Among those likely to seek Labour’s nomination for the 2016 mayoral race are former government ministers Tessa Jowell, Margaret Hodge, Sadiq Khan, Andrew Adonis and David Lammy. Recent polling shows former Olympics minister Jowell to be the frontrunner among the voting public. Other than Lammy and transport expert Christian Wolmar, none of the others has formally declared their candidacy.
While Jowell and Hodge, who chairs the UK Parliament’s public spending watchdog committee, have performed well in recent polling, even among non-Labour voters, the likes of former transport secretary Lord Adonis and Lammy have scant support. Khan, Labour’s ‘Shadow Minister for London’, is known to prefer to await the outcome of the 2015 UK general election and the prospect of national office before declaring any mayoral bid. Diane Abbott, a long time associate of former mayor Ken Livingstone and until recently a shadow minister, is also likely to run, while Baroness Doreen Lawrence, mother of murdered teenager Stephen Lawrence, has also been suggested.

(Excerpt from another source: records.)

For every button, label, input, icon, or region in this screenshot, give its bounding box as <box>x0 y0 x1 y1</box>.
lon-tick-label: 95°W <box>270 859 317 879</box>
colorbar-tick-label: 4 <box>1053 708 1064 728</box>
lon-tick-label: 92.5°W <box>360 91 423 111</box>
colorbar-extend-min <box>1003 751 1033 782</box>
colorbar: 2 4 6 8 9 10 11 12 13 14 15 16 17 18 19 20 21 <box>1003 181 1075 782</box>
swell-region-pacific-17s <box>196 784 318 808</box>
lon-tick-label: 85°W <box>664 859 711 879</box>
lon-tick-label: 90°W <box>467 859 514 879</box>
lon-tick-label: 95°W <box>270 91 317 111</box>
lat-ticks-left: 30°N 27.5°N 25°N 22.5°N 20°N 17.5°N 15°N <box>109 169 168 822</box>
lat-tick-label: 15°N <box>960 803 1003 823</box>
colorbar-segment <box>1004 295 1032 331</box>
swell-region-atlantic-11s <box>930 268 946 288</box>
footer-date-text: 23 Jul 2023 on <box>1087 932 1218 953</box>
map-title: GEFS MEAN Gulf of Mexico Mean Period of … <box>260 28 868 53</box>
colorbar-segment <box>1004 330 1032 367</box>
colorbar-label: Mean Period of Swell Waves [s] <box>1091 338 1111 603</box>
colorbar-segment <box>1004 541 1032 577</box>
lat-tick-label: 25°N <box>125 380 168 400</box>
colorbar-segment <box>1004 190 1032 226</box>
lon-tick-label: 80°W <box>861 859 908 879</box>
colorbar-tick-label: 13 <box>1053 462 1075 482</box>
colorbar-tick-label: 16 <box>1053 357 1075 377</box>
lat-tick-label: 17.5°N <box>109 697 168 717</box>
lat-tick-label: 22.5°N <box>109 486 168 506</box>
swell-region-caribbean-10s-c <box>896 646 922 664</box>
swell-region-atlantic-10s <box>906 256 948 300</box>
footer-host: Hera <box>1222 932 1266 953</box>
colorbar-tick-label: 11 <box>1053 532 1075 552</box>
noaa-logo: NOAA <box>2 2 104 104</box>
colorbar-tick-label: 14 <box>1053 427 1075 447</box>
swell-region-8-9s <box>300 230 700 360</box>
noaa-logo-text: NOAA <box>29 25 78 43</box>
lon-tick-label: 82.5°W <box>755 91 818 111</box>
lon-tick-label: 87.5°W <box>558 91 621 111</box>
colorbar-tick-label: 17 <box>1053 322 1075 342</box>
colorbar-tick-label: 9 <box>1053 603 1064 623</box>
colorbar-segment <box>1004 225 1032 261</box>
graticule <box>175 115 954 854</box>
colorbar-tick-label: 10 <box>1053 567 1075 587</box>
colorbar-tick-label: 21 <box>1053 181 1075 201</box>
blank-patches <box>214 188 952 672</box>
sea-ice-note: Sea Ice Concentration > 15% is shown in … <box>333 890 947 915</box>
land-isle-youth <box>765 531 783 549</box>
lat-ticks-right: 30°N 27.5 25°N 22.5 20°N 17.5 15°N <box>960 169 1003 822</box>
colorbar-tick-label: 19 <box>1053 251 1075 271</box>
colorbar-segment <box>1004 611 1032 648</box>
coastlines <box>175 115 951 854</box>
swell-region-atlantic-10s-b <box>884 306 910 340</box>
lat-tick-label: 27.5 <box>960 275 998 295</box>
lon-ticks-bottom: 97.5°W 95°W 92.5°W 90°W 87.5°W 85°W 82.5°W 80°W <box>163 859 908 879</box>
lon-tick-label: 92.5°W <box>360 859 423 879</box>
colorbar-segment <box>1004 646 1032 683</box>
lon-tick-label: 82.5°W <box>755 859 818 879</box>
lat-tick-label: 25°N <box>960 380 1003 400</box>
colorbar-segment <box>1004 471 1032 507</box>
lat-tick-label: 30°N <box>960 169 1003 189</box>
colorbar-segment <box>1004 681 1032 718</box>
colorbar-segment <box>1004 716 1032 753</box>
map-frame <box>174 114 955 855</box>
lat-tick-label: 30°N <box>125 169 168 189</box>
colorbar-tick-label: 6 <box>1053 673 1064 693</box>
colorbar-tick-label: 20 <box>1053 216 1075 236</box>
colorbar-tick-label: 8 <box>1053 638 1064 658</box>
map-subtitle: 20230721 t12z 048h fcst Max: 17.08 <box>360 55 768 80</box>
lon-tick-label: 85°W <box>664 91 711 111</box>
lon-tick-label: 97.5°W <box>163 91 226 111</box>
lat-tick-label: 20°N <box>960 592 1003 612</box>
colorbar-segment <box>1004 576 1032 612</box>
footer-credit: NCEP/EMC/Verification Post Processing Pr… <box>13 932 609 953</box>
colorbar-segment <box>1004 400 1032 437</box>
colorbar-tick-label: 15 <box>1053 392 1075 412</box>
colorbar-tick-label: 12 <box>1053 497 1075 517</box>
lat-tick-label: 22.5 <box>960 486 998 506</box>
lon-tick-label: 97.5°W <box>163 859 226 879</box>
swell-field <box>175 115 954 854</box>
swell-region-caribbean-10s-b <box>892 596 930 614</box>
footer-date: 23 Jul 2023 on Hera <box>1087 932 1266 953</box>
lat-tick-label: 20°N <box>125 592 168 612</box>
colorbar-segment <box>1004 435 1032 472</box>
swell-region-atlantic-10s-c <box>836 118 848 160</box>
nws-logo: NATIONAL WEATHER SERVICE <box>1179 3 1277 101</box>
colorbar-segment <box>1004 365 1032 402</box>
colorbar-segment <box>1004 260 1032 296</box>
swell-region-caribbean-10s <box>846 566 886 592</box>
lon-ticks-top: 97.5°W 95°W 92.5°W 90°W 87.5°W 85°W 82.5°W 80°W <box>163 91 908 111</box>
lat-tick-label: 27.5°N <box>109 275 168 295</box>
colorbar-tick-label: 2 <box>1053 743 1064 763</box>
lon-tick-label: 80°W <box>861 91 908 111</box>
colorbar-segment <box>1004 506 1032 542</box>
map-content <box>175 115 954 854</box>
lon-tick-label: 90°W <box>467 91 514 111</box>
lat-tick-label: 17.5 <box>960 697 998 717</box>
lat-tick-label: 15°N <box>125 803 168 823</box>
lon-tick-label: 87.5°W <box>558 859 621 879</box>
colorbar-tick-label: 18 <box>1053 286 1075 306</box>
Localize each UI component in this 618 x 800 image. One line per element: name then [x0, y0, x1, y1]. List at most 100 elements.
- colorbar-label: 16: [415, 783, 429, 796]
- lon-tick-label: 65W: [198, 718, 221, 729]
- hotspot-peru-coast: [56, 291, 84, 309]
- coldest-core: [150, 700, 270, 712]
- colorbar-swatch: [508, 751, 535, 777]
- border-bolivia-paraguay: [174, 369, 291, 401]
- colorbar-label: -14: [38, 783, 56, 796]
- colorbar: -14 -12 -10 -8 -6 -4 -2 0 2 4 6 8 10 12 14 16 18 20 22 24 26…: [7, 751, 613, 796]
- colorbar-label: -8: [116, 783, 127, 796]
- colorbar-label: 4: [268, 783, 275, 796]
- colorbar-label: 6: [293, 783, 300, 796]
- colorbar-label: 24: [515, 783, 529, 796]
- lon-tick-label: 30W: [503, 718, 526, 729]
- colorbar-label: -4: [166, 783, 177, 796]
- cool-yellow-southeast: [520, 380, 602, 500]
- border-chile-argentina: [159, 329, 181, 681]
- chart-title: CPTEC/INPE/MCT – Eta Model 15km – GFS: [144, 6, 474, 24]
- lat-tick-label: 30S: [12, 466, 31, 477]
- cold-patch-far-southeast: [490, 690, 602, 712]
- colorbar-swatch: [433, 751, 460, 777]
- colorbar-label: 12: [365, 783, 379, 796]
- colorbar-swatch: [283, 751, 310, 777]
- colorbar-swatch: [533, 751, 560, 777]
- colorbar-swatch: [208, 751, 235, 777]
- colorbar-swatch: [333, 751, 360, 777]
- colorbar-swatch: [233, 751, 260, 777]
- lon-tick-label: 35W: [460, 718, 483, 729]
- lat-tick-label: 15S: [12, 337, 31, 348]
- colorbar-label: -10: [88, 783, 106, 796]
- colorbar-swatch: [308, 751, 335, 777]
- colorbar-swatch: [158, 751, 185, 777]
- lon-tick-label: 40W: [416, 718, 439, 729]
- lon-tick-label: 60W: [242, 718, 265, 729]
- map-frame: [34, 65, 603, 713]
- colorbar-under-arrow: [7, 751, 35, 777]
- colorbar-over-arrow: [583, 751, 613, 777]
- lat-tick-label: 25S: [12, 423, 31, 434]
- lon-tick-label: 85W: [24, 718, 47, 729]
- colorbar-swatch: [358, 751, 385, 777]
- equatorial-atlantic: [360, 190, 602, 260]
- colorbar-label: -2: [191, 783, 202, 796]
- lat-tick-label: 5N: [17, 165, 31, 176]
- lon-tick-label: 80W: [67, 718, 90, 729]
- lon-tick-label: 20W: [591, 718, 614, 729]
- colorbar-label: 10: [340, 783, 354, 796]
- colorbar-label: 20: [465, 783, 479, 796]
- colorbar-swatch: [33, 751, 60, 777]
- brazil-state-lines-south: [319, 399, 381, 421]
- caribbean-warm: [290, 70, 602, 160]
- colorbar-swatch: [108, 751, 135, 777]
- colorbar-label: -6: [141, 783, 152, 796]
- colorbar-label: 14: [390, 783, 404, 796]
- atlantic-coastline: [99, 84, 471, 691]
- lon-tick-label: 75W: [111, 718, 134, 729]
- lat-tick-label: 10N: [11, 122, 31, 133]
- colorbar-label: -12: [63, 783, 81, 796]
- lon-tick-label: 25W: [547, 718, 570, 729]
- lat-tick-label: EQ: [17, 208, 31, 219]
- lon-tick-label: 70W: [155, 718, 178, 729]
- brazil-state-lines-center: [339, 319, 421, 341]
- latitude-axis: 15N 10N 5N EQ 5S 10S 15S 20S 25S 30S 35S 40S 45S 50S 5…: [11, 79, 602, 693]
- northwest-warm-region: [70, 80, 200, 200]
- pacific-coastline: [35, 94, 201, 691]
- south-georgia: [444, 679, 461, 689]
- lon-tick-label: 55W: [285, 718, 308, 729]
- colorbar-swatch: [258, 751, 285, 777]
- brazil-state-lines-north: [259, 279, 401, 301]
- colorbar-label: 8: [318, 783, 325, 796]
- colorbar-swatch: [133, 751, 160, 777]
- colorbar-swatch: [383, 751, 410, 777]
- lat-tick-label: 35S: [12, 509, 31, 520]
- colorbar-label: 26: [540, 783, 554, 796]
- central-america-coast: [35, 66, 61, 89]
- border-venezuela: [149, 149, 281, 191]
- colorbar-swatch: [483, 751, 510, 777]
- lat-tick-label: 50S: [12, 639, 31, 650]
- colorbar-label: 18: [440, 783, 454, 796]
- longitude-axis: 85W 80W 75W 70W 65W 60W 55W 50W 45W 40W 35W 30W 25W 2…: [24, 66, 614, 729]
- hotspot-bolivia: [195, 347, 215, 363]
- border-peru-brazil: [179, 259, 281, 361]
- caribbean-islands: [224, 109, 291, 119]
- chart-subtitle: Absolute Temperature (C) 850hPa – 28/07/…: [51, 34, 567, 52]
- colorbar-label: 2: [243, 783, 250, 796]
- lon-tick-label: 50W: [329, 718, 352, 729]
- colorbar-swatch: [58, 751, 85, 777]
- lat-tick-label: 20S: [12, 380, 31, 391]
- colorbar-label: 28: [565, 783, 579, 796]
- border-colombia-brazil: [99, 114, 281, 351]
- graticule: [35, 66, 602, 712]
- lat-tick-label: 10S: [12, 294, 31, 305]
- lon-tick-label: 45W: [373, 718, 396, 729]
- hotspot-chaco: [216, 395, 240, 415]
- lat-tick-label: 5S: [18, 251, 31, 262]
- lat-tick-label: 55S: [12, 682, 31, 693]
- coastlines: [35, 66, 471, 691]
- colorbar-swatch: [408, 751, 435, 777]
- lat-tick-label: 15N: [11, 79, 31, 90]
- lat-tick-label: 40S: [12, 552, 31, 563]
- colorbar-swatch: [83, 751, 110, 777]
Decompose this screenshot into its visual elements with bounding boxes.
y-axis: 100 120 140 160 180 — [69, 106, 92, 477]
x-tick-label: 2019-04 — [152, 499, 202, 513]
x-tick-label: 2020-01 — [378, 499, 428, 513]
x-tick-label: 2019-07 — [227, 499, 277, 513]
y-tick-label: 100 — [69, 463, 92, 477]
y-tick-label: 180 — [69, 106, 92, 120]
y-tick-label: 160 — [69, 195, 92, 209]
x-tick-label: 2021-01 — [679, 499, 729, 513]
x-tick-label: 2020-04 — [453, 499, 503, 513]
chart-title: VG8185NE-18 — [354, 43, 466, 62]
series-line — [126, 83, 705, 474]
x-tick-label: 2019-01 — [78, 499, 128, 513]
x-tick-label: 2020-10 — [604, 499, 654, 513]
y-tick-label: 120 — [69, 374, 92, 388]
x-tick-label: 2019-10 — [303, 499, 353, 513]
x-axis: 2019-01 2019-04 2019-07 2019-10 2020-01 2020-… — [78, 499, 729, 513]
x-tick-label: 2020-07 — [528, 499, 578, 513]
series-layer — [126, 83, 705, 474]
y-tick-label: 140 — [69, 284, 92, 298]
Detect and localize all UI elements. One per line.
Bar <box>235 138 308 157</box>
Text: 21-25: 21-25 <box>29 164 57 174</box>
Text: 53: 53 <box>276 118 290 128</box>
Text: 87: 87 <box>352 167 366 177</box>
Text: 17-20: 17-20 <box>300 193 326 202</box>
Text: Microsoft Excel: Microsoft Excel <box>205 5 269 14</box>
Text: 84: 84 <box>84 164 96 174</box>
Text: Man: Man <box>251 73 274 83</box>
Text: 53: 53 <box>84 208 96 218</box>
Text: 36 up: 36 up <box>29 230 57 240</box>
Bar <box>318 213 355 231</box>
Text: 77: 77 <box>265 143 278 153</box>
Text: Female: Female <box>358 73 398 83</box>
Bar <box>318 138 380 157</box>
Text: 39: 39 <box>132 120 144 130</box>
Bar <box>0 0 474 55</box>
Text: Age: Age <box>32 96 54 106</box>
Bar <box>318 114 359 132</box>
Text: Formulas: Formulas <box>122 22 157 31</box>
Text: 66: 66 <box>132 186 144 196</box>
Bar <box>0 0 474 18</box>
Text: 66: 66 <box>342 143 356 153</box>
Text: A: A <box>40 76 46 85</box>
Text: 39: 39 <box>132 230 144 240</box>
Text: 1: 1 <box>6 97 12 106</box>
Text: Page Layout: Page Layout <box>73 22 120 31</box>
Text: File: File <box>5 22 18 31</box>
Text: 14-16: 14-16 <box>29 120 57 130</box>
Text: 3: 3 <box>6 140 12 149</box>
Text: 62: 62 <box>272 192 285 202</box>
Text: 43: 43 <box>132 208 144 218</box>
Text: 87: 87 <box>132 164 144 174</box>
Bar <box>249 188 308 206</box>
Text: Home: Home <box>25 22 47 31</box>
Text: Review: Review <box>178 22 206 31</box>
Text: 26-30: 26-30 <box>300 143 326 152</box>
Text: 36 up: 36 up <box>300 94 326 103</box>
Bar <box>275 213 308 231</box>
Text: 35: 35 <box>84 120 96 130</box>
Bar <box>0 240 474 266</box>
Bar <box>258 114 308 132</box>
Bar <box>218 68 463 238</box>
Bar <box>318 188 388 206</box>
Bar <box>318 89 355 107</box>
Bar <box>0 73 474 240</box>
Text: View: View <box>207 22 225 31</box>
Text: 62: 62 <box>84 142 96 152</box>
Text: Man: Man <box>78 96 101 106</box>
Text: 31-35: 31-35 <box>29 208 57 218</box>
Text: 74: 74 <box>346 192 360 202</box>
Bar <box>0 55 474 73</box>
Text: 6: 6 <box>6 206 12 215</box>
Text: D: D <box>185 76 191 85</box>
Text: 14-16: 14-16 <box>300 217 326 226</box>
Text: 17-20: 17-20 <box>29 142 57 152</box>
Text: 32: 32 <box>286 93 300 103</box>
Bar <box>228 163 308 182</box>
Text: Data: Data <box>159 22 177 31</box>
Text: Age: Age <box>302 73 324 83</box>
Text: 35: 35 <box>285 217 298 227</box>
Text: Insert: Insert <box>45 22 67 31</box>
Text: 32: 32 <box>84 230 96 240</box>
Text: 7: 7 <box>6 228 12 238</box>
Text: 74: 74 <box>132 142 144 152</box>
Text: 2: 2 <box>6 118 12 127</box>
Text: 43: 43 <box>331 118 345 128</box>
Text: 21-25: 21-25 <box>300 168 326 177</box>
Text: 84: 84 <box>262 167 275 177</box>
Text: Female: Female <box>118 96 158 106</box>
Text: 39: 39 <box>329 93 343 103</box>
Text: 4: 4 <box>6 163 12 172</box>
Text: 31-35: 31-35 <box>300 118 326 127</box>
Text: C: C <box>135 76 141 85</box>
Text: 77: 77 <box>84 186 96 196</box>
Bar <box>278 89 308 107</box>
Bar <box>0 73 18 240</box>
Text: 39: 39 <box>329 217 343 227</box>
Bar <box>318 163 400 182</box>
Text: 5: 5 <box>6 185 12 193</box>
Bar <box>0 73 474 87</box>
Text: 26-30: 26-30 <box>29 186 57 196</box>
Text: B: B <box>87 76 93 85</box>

At this stage, no Conservative figures have identified themselves with the race to succeed Boris Johnson as mayor following his decision to stand again for Parliament in 2015. Names frequently floated in connection with the role include former 2012 Olympics chief Lord Seb Coe and businesswoman turned television personality Baroness Karren Brady, both of whom have sought to deny any speculation. City Hall deputy mayors Stephen Greenhalgh and Victoria Borwick have also been associated with taking on Boris’ mantle but lack the public recognition required to take on Labour’s machine big-hitters.